Setelah audiensi, laporan eks pemain sirkus OCI itu juga diunggah oleh Mugiyanto di akun Instagram pribadinya, @mugiyanto.official, pada Rabu (16/4/2025). Pada salah bagian video, eks pemain OCI bernama Butet, bercerita kerap mendapat tindakan kekerasan selama bermain untuk OCI. Bahkan, kata Butet, ia mengaku sempat dijejali kotoran gajah.

“Sempat saya sampai dirantai kaki pakai rantai gajah yang besar itu,” ungkap Butet di video yang diunggah Mugiyanto.

Eks pemain OCI lainnya, Ida Yani, mengaku sempat terjatuh dari ketinggian sekitar 15 meter saat melakukan atraksi sirkus. Imbas insiden itu, Ida mengalami patah tulang belakang dan mengalami kelumpuhan.

Sementara Fifi, eks pemain OCI juga, menyatakan ia baru mengetahui bahwa Butet, adalah ibu kandungnya. Pasalnya, pihak OCI mengurus dan mempekerjakan Fifi sejak kecil. Sambil menangis lirih, Fifi mengaku pernah disetrum saat bekerja untuk OCI.

"Saya disetrumin, Pak, di badan saya, kelamin saya disetrumin. Sampai saya jatuh lemas,” ucap Fifi.

Kuasa hukum para mantan pemain sirkus OCI, Muhammad Sholeh, di kantor Kementerian HAM, Selasa (15/4/2025) menyatakan, pemerintah perlu membentuk tim pencari fakta untuk mengungkap dugaan pelanggaran HAM ini. Sholeh menyebut sebelumnya sudah terdapat hasil pemantauan dan rekomendasi terhadap kasus ini oleh Komnas HAM pada 1997 silam.
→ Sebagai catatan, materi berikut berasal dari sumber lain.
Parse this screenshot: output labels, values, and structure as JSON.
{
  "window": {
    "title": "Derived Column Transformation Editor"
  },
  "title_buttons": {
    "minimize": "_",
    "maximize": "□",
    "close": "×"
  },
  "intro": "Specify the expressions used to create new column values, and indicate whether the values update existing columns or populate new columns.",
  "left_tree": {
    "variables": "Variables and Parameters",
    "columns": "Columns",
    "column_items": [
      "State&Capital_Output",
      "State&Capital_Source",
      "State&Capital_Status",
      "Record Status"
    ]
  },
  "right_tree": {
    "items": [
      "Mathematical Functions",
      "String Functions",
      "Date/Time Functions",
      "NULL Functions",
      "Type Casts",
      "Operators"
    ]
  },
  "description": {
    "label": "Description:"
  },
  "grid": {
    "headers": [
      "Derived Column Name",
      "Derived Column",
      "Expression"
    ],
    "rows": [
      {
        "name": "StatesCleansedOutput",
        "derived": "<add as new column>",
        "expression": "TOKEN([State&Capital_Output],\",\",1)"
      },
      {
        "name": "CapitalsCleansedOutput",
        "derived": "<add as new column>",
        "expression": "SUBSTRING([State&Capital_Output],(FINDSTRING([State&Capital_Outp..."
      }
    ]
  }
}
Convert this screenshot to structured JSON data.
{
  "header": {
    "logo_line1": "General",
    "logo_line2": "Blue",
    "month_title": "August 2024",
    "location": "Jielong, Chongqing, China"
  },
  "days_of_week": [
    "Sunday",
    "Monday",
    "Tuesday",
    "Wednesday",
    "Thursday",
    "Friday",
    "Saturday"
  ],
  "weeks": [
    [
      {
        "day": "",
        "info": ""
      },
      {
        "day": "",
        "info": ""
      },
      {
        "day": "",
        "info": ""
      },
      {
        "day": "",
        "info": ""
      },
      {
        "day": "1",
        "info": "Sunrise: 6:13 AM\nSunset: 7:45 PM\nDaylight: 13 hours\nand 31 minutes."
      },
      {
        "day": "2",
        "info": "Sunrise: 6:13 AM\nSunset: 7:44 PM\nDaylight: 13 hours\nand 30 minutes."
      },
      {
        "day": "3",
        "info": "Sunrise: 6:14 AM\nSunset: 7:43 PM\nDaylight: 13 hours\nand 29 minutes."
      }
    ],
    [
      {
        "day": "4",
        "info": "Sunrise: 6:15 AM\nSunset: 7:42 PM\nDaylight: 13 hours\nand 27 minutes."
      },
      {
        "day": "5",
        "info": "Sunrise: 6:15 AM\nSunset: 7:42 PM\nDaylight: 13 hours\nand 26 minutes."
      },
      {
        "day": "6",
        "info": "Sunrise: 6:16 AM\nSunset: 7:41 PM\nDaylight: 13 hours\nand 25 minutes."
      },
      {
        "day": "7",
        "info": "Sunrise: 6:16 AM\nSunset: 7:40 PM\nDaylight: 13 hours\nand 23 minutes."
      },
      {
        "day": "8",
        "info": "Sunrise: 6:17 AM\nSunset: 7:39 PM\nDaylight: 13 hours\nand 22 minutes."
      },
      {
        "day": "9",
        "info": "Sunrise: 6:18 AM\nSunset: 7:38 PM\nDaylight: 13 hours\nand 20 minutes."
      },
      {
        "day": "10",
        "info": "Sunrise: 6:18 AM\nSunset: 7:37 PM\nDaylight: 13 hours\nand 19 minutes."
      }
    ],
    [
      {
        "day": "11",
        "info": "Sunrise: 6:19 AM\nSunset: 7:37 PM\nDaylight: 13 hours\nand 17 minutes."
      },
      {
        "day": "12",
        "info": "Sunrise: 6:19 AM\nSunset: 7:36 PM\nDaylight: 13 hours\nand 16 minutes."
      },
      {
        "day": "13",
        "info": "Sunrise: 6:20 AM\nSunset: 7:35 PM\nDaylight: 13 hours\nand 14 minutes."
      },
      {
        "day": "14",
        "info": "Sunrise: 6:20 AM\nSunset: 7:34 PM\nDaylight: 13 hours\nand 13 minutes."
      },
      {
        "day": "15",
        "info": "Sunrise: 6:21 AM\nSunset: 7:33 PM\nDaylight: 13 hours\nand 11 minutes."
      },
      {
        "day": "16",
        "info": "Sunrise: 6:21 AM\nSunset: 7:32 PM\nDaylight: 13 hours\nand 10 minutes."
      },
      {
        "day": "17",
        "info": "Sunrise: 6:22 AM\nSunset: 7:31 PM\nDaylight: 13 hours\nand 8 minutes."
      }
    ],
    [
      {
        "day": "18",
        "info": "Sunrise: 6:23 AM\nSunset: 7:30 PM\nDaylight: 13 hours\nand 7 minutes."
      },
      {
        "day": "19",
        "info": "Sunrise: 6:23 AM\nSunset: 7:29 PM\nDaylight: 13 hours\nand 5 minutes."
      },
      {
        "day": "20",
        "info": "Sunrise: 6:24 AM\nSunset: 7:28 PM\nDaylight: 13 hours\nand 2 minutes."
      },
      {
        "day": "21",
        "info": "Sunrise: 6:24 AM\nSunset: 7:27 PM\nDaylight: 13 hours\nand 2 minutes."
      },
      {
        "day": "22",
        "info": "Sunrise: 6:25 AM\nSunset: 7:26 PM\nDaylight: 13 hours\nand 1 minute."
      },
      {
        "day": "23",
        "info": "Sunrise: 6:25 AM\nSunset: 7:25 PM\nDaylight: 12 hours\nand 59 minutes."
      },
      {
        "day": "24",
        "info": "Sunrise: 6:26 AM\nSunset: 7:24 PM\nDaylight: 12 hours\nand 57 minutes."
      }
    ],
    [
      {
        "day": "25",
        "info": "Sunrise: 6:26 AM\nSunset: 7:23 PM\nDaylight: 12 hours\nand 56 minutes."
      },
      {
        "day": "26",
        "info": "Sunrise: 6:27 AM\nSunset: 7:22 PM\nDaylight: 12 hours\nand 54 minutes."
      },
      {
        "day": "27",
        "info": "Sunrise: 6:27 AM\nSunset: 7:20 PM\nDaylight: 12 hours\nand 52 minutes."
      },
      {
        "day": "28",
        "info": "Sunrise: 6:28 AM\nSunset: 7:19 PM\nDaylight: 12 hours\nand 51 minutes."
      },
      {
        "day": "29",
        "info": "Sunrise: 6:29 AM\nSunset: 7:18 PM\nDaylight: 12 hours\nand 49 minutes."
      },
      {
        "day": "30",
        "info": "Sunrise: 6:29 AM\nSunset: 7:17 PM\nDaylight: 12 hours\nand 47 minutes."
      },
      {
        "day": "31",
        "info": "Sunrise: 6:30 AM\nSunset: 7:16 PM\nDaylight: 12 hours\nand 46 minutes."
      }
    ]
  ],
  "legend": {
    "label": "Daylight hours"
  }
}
Namun, dia menilai, pemantauan tersebut belum komprehensif karena tidak semua korban dimintai keterangan. Menurut Sholeh, banyak korban yang tidak mengetahui asal-usulnya. Saat ini, mereka ingin mencari keberadaan orang tuanya.

“Meskipun ada rekomendasi dari Komnas HAM tahun 1997, tidak pernah ada yang namanya kompensasi atau ganti kerugian kepada korban. Padahal, hidup para mantan pemain sirkus mayoritas tidak berada, kondisi miskin semua,” kata Sholeh.

Sholeh juga menyayangkan sikap pihak Taman Safari Indonesia yang tak mau mengakui kesalahan yang ditudingkan kliennya. Ia menilai kasus ini sudah merupakan pelanggaran HAM.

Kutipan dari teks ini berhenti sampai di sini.